La respuesta a la pregunta de Brian: dormían por turnos.

– ¿Y tú?

– ¿Quieres que comparta la cama con él? -exclamó, inesperadamente brusca. Encendió otro cigarrillo con la colilla del anterior-. Quizá debería ir con Hannelore. Vivir así… -Lo miró-. El dice que no dejarás que se vaya. Quiere ir a Kransberg.

– Irá. Sólo le necesito un día más. -Acercó una de las sillas de la mesa y se sentó a su lado para poder conversar entre susurros-. Un día más y se habrá acabado.

Ella sacudió la ceniza en el cenicero y la removió.

– Cree que te has aprovechado de mí.

– Bueno, y lo he hecho -convino él, intentando animarla.

– Pero él me perdona -siguió ella-. Quiere perdonarme.

– ¿Qué le has contado?

– No importa. No escucha. Yo fui débil, pero él me perdona; ésa es la situación para él. Así que, ya ves, estoy perdonada. Durante todo aquel tiempo, antes de la guerra, cuando pensaba… Y al final, así de fácil…

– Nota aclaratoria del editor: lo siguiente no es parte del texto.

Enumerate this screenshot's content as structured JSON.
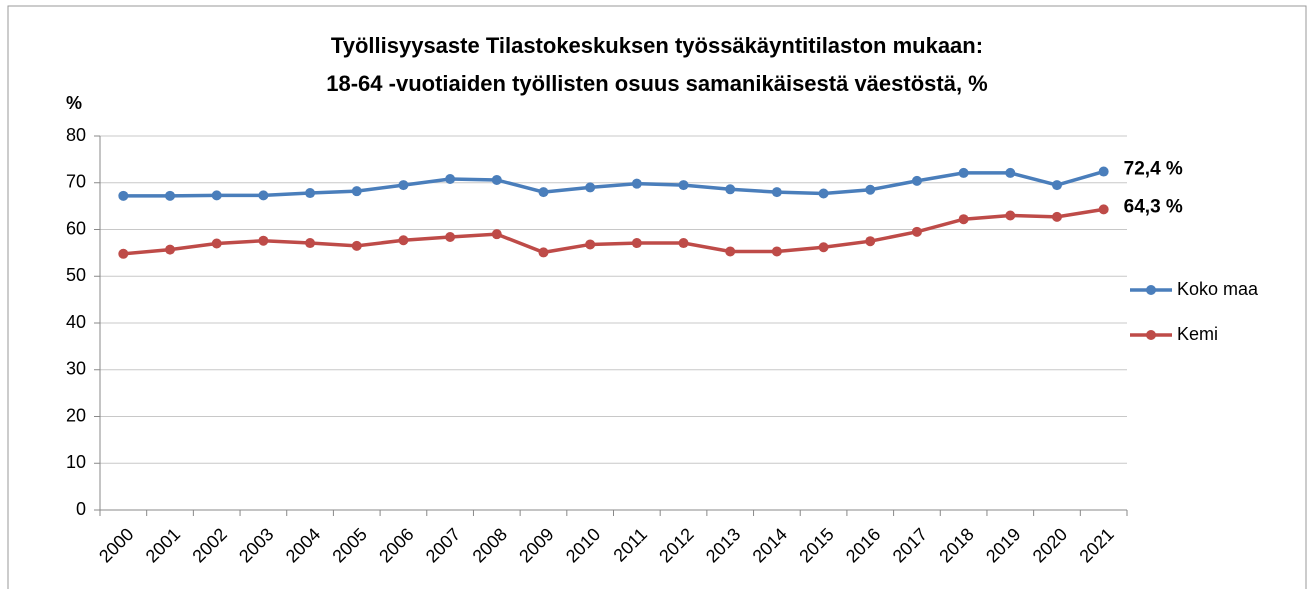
{
  "chart_data": {
    "type": "line",
    "title": [
      "Työllisyysaste Tilastokeskuksen työssäkäyntitilaston mukaan:",
      "18-64 -vuotiaiden työllisten osuus samanikäisestä väestöstä, %"
    ],
    "y_label": "%",
    "categories": [
      "2000",
      "2001",
      "2002",
      "2003",
      "2004",
      "2005",
      "2006",
      "2007",
      "2008",
      "2009",
      "2010",
      "2011",
      "2012",
      "2013",
      "2014",
      "2015",
      "2016",
      "2017",
      "2018",
      "2019",
      "2020",
      "2021"
    ],
    "series": [
      {
        "name": "Koko maa",
        "color": "#4a7ebb",
        "values": [
          67.2,
          67.2,
          67.3,
          67.3,
          67.8,
          68.2,
          69.5,
          70.8,
          70.6,
          68.0,
          69.0,
          69.8,
          69.5,
          68.6,
          68.0,
          67.7,
          68.5,
          70.4,
          72.1,
          72.1,
          69.5,
          72.4
        ],
        "value_labels": [
          null,
          null,
          null,
          null,
          null,
          null,
          null,
          null,
          null,
          null,
          null,
          null,
          null,
          null,
          null,
          null,
          null,
          null,
          null,
          null,
          null,
          "72,4 %"
        ]
      },
      {
        "name": "Kemi",
        "color": "#be4b48",
        "values": [
          54.8,
          55.7,
          57.0,
          57.6,
          57.1,
          56.5,
          57.7,
          58.4,
          59.0,
          55.1,
          56.8,
          57.1,
          57.1,
          55.3,
          55.3,
          56.2,
          57.5,
          59.5,
          62.2,
          63.0,
          62.7,
          64.3
        ],
        "value_labels": [
          null,
          null,
          null,
          null,
          null,
          null,
          null,
          null,
          null,
          null,
          null,
          null,
          null,
          null,
          null,
          null,
          null,
          null,
          null,
          null,
          null,
          "64,3 %"
        ]
      }
    ],
    "ylim": [
      0,
      80
    ],
    "yticks": [
      0,
      10,
      20,
      30,
      40,
      50,
      60,
      70,
      80
    ],
    "grid": true,
    "legend": "right"
  }
}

– ¿Lo sabe él? ¿Lo de antes de la guerra?

– No. Si supiera que Peter… Tú no se lo has dicho, ¿verdad? Debes ahorrarle eso.

– No, no se lo he dicho.

– Debemos ahorrarle eso -repitió ella, de nuevo pensativa-. Qué lío hemos organizado tú y yo. Y ahora él me perdona.

– Déjale. Será más fácil para él. No es culpa de nadie.

– Sí, tuya. Es a ti a quien no perdona. Cree que quieres destruirlo. Esa es la palabra que utiliza. Y ponerme en su contra. Todas esas ideas absurdas que se le ocurren… Este es el agradecimiento que recibes por salvarlo. -Recostó la cabeza en el respaldo, cerró los ojos y exhaló el humo-. Quiere que vaya a Estados Unidos.

– ¿Con él?

– Pueden llevarse a las esposas. Para mí es una oportunidad… Dejar atrás todo esto.

– Si es que acaban yendo.

– Podemos empezar de nuevo. Esa es su idea. Empezar de nuevo. Así que para eso lo has salvado. Tal vez ahora te arrepientas.

– No. Me salió en las cartas, ¿recuerdas?

Ella sonrió sin abrir los ojos.

– El protector. Y ahora, aquí estamos, todos tus descarriados. ¿Qué vas a hacer con nosotros?

– Para empezar, llevarte a la cama. Estás hablando en sueños. Vamos, apartaremos un poco a Erich. No le importará.

– No, déjale. Estoy demasiado cansada para dormir. -Se volvió para mirar al muchacho-. He enviado a una de las chicas a ver a Fleischman. El pregunta si podemos quedárnoslo algún tiempo más. Los campos están atestados. ¿Te importa? No da ningún problema. Además, ya sabes, a Emil no le gusta hablar en su presencia, de modo que es mejor así. Me aporta algo de paz.

– ¿Qué hay de Texas?

– Sólo quieren bebés. Antes de que se vuelvan demasiado alemanes, supongo -añadió, más abatida que enojada. Apagó el cigarrillo-. Todos tus descarriados. Nos alojas y te haces responsable de nosotros. ¿Sabes? El cree que vas a llevarlo con su madre. ¿Qué puedo decirle? ¿Después de la cárcel, tal vez?

– Ni siquiera entonces -intervino Jake con voz pausada-. Se suicidó anoche.

– Oh. -Un sonido herido, como un grito sofocado-. Oh, ¿de veras? -Desvió la mirada de nuevo hacia el sofá y después la posó en el regazo, mientras se le anegaban los ojos. Jake quiso abrazarla, pero ella lo rechazó tapándose los ojos con una mano-. Es ridículo. No llegué a conocerla. Sólo era una más en la oficina. No me mires. No sé qué me pasa.